Flaxman was sometimes thought to be a little solemn. His fellow artist Henry Fuseli announced on the occasion of Flaxman’s first lecture as Professor of Sculpture at the Royal Academy, "Farewell, friends; farewell, wine; farewell wit. I must leave you all and hear sermon, the first preached by the Rev. John Flaxman." Fuseli was perhaps being flippant. Flaxman was a modest man lacking all pomposity and he was known as a loyal friend. To the family of his Swedenborgian friend Charles Augustus Tulk (son of John Augustus) he "was ever a welcome guest to our family, for he brought with him such an atmosphere of innocent wisdom, that he could not fail to charm, but also ennoble". Nor did he lack a sense of humour. On a visit to the Tulks, one of the sons brought Flaxman pencil and paper and asked him to draw. (A number of Flaxman drawings of the Tulk family are still extant.) The boy also offered him an India rubber. "Thank you, my dear," said Flaxman, "I shall not want the Indian rubber."

In one of his lectures Flaxman wrote that: "The most perfect human beauty is that most free from deformity either of body or mind, and may be therefore defined, the most perfect soul in the most perfect body".

It was Flaxman who did much to arrange Blake’s three year stay at Felpham on the Sussex coast (the only time Blake and his wife ever lived outside London). In his first letter from Felpham, ecstatically describing the delights of sea and fresh air, Blake addressed Flaxman as "Dear Sculptor of Eternity". When Blake was accused of sedition for apparently insulting a soldier who had trespassed on his garden, Flaxman was one of those who helped to organise his successful defence. In later years their relationship was not so close and there was for a time a serious falling out between the two men. Blake wrote of what he considered to be Flaxman’s ill usage:

"I mock thee not, tho’ by thee am Mocked. Thou callst me Madman but I call thee blockhead."

That was most unfair to Flaxman.

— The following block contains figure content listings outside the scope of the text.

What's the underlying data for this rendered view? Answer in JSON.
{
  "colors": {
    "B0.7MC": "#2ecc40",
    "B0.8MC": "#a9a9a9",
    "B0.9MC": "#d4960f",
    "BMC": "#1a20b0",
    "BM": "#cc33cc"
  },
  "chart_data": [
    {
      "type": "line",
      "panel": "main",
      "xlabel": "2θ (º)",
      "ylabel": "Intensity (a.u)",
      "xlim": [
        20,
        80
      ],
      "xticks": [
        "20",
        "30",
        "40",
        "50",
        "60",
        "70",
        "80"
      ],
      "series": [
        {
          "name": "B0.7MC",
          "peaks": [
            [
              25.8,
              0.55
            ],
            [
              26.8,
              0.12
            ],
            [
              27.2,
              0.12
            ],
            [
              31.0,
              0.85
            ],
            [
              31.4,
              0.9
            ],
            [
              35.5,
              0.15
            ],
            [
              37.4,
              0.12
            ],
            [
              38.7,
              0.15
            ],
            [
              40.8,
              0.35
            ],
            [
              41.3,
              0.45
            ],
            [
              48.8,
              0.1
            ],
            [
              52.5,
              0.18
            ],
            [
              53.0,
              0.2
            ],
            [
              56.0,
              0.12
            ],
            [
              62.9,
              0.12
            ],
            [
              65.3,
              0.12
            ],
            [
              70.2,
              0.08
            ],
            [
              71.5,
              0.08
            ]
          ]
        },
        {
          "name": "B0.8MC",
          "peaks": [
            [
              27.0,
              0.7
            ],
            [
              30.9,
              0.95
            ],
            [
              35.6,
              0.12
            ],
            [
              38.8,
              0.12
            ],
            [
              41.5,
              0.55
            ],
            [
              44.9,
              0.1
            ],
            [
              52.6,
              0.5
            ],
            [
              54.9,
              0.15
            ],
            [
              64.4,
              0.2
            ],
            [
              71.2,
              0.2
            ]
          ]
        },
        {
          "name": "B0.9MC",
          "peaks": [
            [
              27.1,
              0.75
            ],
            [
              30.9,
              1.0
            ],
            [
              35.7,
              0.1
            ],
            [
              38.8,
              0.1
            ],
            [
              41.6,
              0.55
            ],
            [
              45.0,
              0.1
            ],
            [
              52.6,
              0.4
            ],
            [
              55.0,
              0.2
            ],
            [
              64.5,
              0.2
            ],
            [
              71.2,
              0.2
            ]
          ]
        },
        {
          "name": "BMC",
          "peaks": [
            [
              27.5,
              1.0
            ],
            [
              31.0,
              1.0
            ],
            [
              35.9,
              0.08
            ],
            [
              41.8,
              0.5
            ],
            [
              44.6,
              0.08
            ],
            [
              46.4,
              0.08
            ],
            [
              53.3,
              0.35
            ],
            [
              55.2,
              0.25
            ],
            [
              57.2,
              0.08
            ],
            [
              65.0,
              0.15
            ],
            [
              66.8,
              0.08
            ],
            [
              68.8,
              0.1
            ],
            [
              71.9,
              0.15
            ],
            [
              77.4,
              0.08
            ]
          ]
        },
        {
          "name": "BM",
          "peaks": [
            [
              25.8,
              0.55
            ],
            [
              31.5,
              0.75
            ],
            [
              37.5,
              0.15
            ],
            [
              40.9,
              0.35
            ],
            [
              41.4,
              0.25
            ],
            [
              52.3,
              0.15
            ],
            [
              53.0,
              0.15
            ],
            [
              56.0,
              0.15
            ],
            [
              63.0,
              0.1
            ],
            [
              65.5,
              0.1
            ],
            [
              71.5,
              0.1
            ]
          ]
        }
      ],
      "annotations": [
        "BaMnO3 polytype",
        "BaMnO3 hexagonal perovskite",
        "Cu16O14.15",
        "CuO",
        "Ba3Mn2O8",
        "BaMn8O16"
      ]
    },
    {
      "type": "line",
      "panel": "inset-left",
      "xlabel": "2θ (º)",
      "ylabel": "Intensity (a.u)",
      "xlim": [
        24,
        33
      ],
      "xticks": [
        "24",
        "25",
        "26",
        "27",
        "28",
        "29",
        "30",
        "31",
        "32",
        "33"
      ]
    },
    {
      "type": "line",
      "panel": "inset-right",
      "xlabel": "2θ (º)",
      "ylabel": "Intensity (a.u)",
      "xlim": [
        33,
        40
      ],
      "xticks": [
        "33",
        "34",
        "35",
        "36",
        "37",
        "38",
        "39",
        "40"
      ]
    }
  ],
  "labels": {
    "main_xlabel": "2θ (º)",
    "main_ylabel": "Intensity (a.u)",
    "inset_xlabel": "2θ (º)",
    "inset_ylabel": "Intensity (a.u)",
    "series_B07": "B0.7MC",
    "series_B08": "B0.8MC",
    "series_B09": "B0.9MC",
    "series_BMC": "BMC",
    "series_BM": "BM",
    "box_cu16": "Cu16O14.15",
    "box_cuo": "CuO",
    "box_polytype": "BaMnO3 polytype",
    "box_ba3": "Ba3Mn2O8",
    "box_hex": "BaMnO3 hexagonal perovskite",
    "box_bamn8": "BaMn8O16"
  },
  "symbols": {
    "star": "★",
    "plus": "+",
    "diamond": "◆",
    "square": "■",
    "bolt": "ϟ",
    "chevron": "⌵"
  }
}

He never considered him to be mad. Early on he recognised the nature of Blake’s genius and was a great admirer of his art and poetry and a loyal supporter of this great, but difficult man. Flaxman introduced Charles Augustus Tulk to Blake and Tulk bought several of his works and became a steady patron in Blake’s later years. He introduced Samuel Taylor Coleridge to Songs of Innocence and Experience, then virtually unknown to the reading public, and after Blake’s death wrote the first critical appreciation of his work in an article which appeared the London University Magazine.

The death of Ann in 1820 was a major blow to Flaxman. He spent much time in the company of his sister-in-law, Maria Denman, who many years later established the Flaxman Gallery in University College, London in Gower Street. He died on the 7th December 1826 after developing an inflammation of the lungs following a severe cold. Crabb Robinson called on Blake to break the news. Blake, who had been seriously ill that summer, remarked that he thought he should have gone first. Then, as Crabb Robinson recorded, Blake said, "I cannot think of Death as more than the going out of one room into another". "And Flaxman was no longer thought of", adds Robinson.

A few days later Sir Thomas Lawrence, the famous portrait painter, delivered this eulogy:

"His life was simple and blameless. He was mild and gentle; and a more perfect exemplar of the good man was to be found in his conduct than in all the theories of the learned. Peace be with his memory, in his own small circle of affection; enduring pain, but full of meekness, gratitude, and faith."

John Flaxman was an outstanding artist and an outstanding New Church man. We in this Society can be justly proud that he was one of our founders. A revival of his reputation as an artist is long overdue.